期刊
MOLECULES
卷 27, 期 3, 页码 -出版社
MDPI
DOI: 10.3390/molecules27030628
关键词
ginsenosides; Rh2; cancer therapy; ROS; Nrf2; reporter assay; computer modeling
资金
- Ministry of Science and Higher Education of the Russian Federation [075-02-2020-1584]
- Far Eastern Federal University [075-02-2020-1584]
- Russian Foundation for Basic Research [17-04-01480a, 20-04-00943, 20 04-00921]
Ginsenoside Rh2 enhances the efficacy of doxorubicin treatment in murine models of solid and ascites Ehrlich's adenocarcinoma by suppressing tumor cell adhesion and invasion. Rh2 also reduces the toxicity of doxorubicin towards non-cancerous cells by activating the Nrf2-driven antioxidant program.

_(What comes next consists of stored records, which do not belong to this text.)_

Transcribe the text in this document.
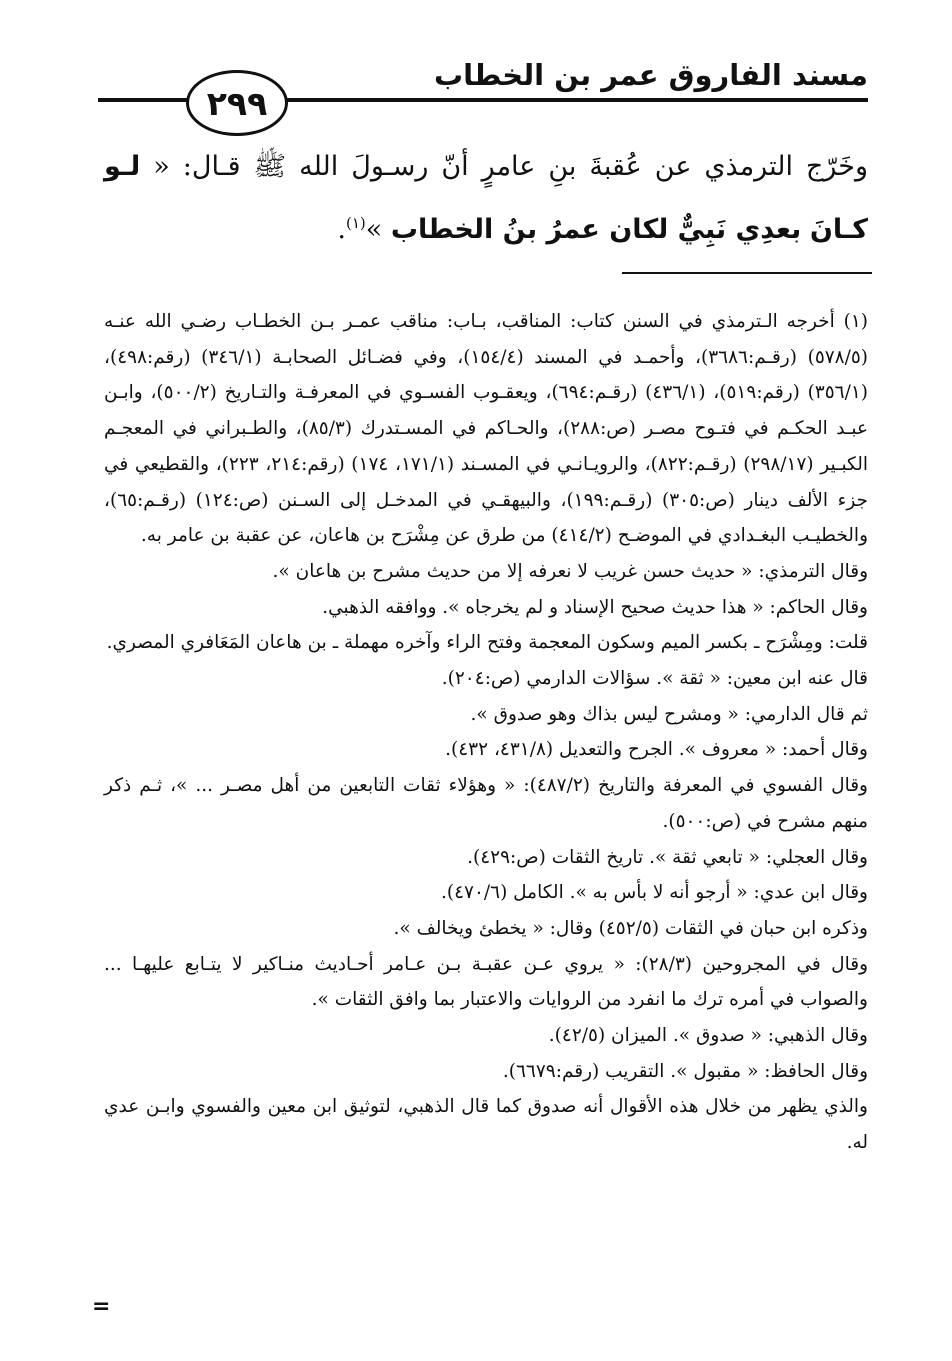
مسند الفاروق عمر بن الخطاب
٢٩٩
وخَرّج الترمذي عن عُقبةَ بنِ عامرٍ أنّ رسـولَ الله ﷺ قـال: « لـو كـانَ بعدِي نَبِيٌّ لكان عمرُ بنُ الخطاب »$^{(١)}$.

(١) أخرجه الـترمذي في السنن كتاب: المناقب، بـاب: مناقب عمـر بـن الخطـاب رضـي الله عنـه (٥٧٨/٥) (رقـم:٣٦٨٦)، وأحمـد في المسند (١٥٤/٤)، وفي فضـائل الصحابـة (٣٤٦/١) (رقم:٤٩٨)، (٣٥٦/١) (رقم:٥١٩)، (٤٣٦/١) (رقـم:٦٩٤)، ويعقـوب الفسـوي في المعرفـة والتـاريخ (٥٠٠/٢)، وابـن عبـد الحكـم في فتـوح مصـر (ص:٢٨٨)، والحـاكم في المسـتدرك (٨٥/٣)، والطـبراني في المعجـم الكبـير (٢٩٨/١٧) (رقـم:٨٢٢)، والرويـانـي في المسـند (١٧١/١، ١٧٤) (رقم:٢١٤، ٢٢٣)، والقطيعي في جزء الألف دينار (ص:٣٠٥) (رقـم:١٩٩)، والبيهقـي في المدخـل إلى السـنن (ص:١٢٤) (رقـم:٦٥)، والخطيـب البغـدادي في الموضـح (٤١٤/٢) من طرق عن مِشْرَح بن هاعان، عن عقبة بن عامر به.

وقال الترمذي: « حديث حسن غريب لا نعرفه إلا من حديث مشرح بن هاعان ».

وقال الحاكم: « هذا حديث صحيح الإسناد و لم يخرجاه ». ووافقه الذهبي.

قلت: ومِشْرَح ـ بكسر الميم وسكون المعجمة وفتح الراء وآخره مهملة ـ بن هاعان المَعَافري المصري.

قال عنه ابن معين: « ثقة ». سؤالات الدارمي (ص:٢٠٤).

ثم قال الدارمي: « ومشرح ليس بذاك وهو صدوق ».

وقال أحمد: « معروف ». الجرح والتعديل (٤٣١/٨، ٤٣٢).

وقال الفسوي في المعرفة والتاريخ (٤٨٧/٢): « وهؤلاء ثقات التابعين من أهل مصـر ... »، ثـم ذكر منهم مشرح في (ص:٥٠٠).

وقال العجلي: « تابعي ثقة ». تاريخ الثقات (ص:٤٢٩).

وقال ابن عدي: « أرجو أنه لا بأس به ». الكامل (٤٧٠/٦).

وذكره ابن حبان في الثقات (٤٥٢/٥) وقال: « يخطئ ويخالف ».

وقال في المجروحين (٢٨/٣): « يروي عـن عقبـة بـن عـامر أحـاديث منـاكير لا يتـابع عليهـا ... والصواب في أمره ترك ما انفرد من الروايات والاعتبار بما وافق الثقات ».

وقال الذهبي: « صدوق ». الميزان (٤٢/٥).

وقال الحافظ: « مقبول ». التقريب (رقم:٦٦٧٩).

والذي يظهر من خلال هذه الأقوال أنه صدوق كما قال الذهبي، لتوثيق ابن معين والفسوي وابـن عدي له.

=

Ginsenoside Rh2 increases the efficacy of doxorubicin (DOX) treatment in murine models of solid and ascites Ehrlich's adenocarcinoma. In a solid tumor model (treatment commencing 7 days after inoculation), DOX + Rh2 co-treatment was significantly more efficacious than DOX alone. If treatment was started 24 h after inoculation, the inhibition of tumor growth of a solid tumor for the DOX + Rh2 co-treatment group was complete. Furthermore, survival in the ascites model was dramatically higher for the DOX + Rh2 co-treatment group than for DOX alone. Mechanisms underlying the combined DOX and Rh2 effects were studied in primary Ehrlich's adenocarcinoma-derived cells and healthy mice's splenocytes. Despite the previously established Rh2 pro-oxidant activity, DOX + Rh2 co-treatment revealed no increase in ROS compared to DOX treatment alone. However, DOX + Rh2 treatment was more effective in suppressing Ehrlich adenocarcinoma cell adhesion than either treatment alone. We hypothesize that the benefits of DOX + Rh2 combination treatment are due to the suppression of tumor cell attachment/invasion that might be effective in preventing metastatic spread of tumor cells. Ginsenoside Rh2 was found to be a modest activator in a Neh2-luc reporter assay, suggesting that Rh2 can activate the Nrf2-driven antioxidant program. Rh2-induced direct activation of Nrf2 might provide additional benefits by minimizing DOX toxicity towards non-cancerous cells.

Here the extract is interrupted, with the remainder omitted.